Avec La Vida breve (1905, mais créé seulement en 1913 à Nice), immédiatement couronnée, Falla entame une carrière brillante. Cet opéra occupe, dans l'oeuvre de son auteur, la même place que celle du Château de Barbe-Bleue chez Bartók : unique ouvrage lyrique du compositeur, il signifie aussi un élan prodigieux, le premier pas d'un tout grand maître du siècle. Malgré les indéniables influences véristes, La Vida breve se hisse au rang universel par son sujet, simple et poignant, et surtout par l'apparition d'un style éminemment personnel, particulièrement dans l'Espagne d'alors, qui découvrait enfin une musique capable de rayonner au-delà de ses propres frontières. Une danseuse, Pastora Imperio, demanda à Falla une oeuvre de ce style nouveau, "gitano-andalou", que l'on venait de découvrir. Et ce fut L'Amour sorcier, ballet créé en 1915 à Madrid, puis repris avec grand succès à Paris le 22 mai 1925 (et passant de l'accompagnement original de onze instruments à la version orchestrale bien connue actuellement et créée en concert en 1916) avec la Argentina, grande danseuse de flamenco. Son numéro-phare, la "Danse rituelle du feu", fut repris d'innombrables façons, particulièrement par Arthur Rubinstein. En cette même année 1915 eut lieu la création des Sept chansons populaires espagnoles. Destiné à devenir un des plus grands succès de Falla, ce cycle de mélodies dérivé du "cante jondo" (chant populaire andalou) exalte l'identité ibérique mâtinée d'influences arabisantes : avec ces trois chefs-d’oeuvre, l'Espagne musicale était née ! La poétique nocturne, trait commun avec Bartók déjà cité, et si présente dans ces précédents ouvrages, allait se trouver sublimée dans les Nuits dans les jardins d'Espagne, fruit de son contact avec la France de Debussy et de Ravel. Héritières manifestes de la Symphonie cévenole de d'Indy, ces "Impressions symphoniques pour piano et orchestre", créées en 1916 et dédiées à Ricardo Vines, sont une des plus belles pièces "d'atmosphère" de la musique moderne, et restent à juste titre un pilier de répertoire. Rarement, en effet, l’impressionnisme musical donna un tel chef-d'oeuvre de sensibilité : doucement, Grenade et Cordoue, et avec elles toutes les villes de beauté de l'Espagne éternelle, déroulent, amoureusement, leurs parfums enchanteurs...

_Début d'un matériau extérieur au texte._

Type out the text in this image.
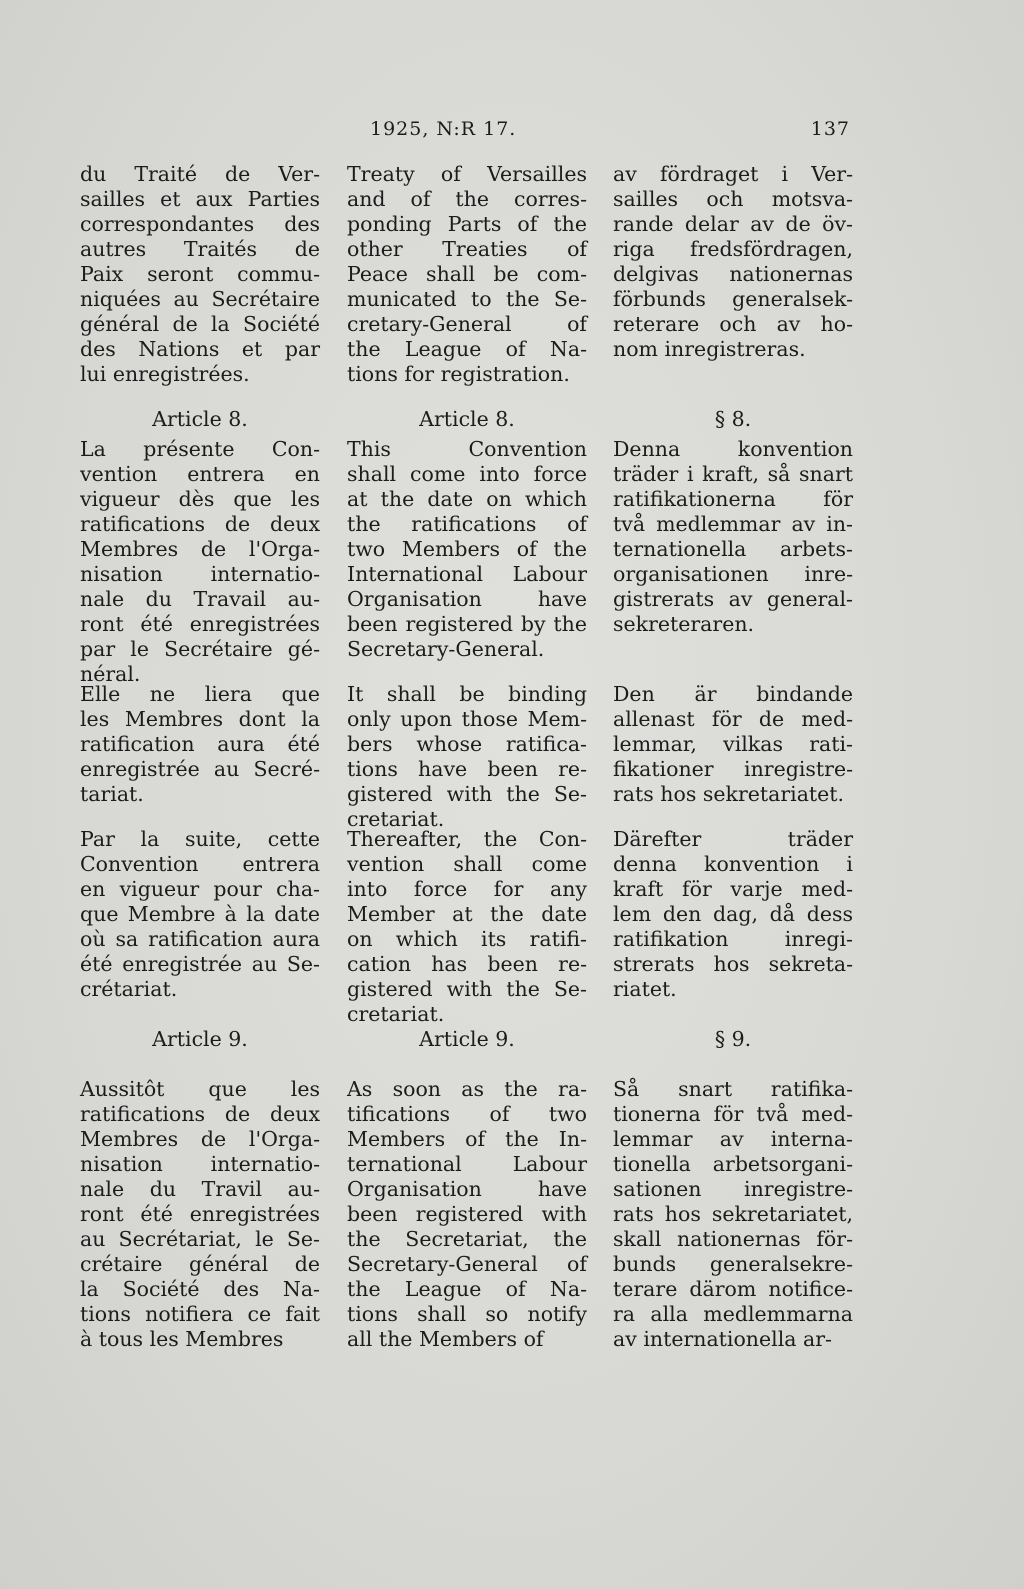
1925, N:R 17.	137
du Traité de Ver-
sailles et aux Parties
correspondantes des
autres Traités de
Paix seront commu-
niquées au Secrétaire
général de la Société
des Nations et par
lui enregistrées.
Article 8.
La présente Con-
vention entrera en
vigueur dès que les
ratifications de deux
Membres de l'Orga-
nisation internatio-
nale du Travail au-
ront été enregistrées
par le Secrétaire gé-
néral.
Elle ne liera que
les Membres dont la
ratification aura été
enregistrée au Secré-
tariat.
Par la suite, cette
Convention entrera
en vigueur pour cha-
que Membre à la date
où sa ratification aura
été enregistrée au Se-
crétariat.
Article 9.
Aussitôt que les
ratifications de deux
Membres de l'Orga-
nisation internatio-
nale du Travil au-
ront été enregistrées
au Secrétariat, le Se-
crétaire général de
la Société des Na-
tions notifiera ce fait
à tous les Membres
Treaty of Versailles
and of the corres-
ponding Parts of the
other Treaties of
Peace shall be com-
municated to the Se-
cretary-General of
the League of Na-
tions for registration.
Article 8.
This Convention
shall come into force
at the date on which
the ratifications of
two Members of the
International Labour
Organisation have
been registered by the
Secretary-General.
It shall be binding
only upon those Mem-
bers whose ratifica-
tions have been re-
gistered with the Se-
cretariat.
Thereafter, the Con-
vention shall come
into force for any
Member at the date
on which its ratifi-
cation has been re-
gistered with the Se-
cretariat.
Article 9.
As soon as the ra-
tifications of two
Members of the In-
ternational Labour
Organisation have
been registered with
the Secretariat, the
Secretary-General of
the League of Na-
tions shall so notify
all the Members of
av fördraget i Ver-
sailles och motsva-
rande delar av de öv-
riga fredsfördragen,
delgivas nationernas
förbunds generalsek-
reterare och av ho-
nom inregistreras.
§ 8.
Denna konvention
träder i kraft, så snart
ratifikationerna för
två medlemmar av in-
ternationella arbets-
organisationen inre-
gistrerats av general-
sekreteraren.
Den är bindande
allenast för de med-
lemmar, vilkas rati-
fikationer inregistre-
rats hos sekretariatet.
Därefter träder
denna konvention i
kraft för varje med-
lem den dag, då dess
ratifikation inregi-
strerats hos sekreta-
riatet.
§ 9.
Så snart ratifika-
tionerna för två med-
lemmar av interna-
tionella arbetsorgani-
sationen inregistre-
rats hos sekretariatet,
skall nationernas för-
bunds generalsekre-
terare därom notifice-
ra alla medlemmarna
av internationella ar-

Paris, qui par le génie de Diaghilev interposé, découvrait les plus grands instincts musicaux, dut céder à Londres la création de qui restera probablement le plus parfait chef-d'oeuvre de Falla, son ballet Le Tricorne, donné au Théâtre Alhambra le 22 juillet 1919 : les Ballets russes, Ansermet, Massine, Karsavina, Picasso, tous étaient de la fête... Ce Tricorne rejoint l'universalité de par sa spécificité espagnole même, ainsi que le faisaient, pour la Russie, les ouvrages similaires de Stravinski ou de Prokofiev en ce temps béni des dieux. Il participe de cette époque prodigieuse où les chefs-d’oeuvre naissaient comme Athéna du cerveau de Zeus : prêts. Et il mêle la voix ibérique au concert des nations. Notons ici qu'une première version de ce chef-d'oeuvre, intitulée El Corregidor y la Molinera, fut donnée à Madrid dès le 7 avril 1917.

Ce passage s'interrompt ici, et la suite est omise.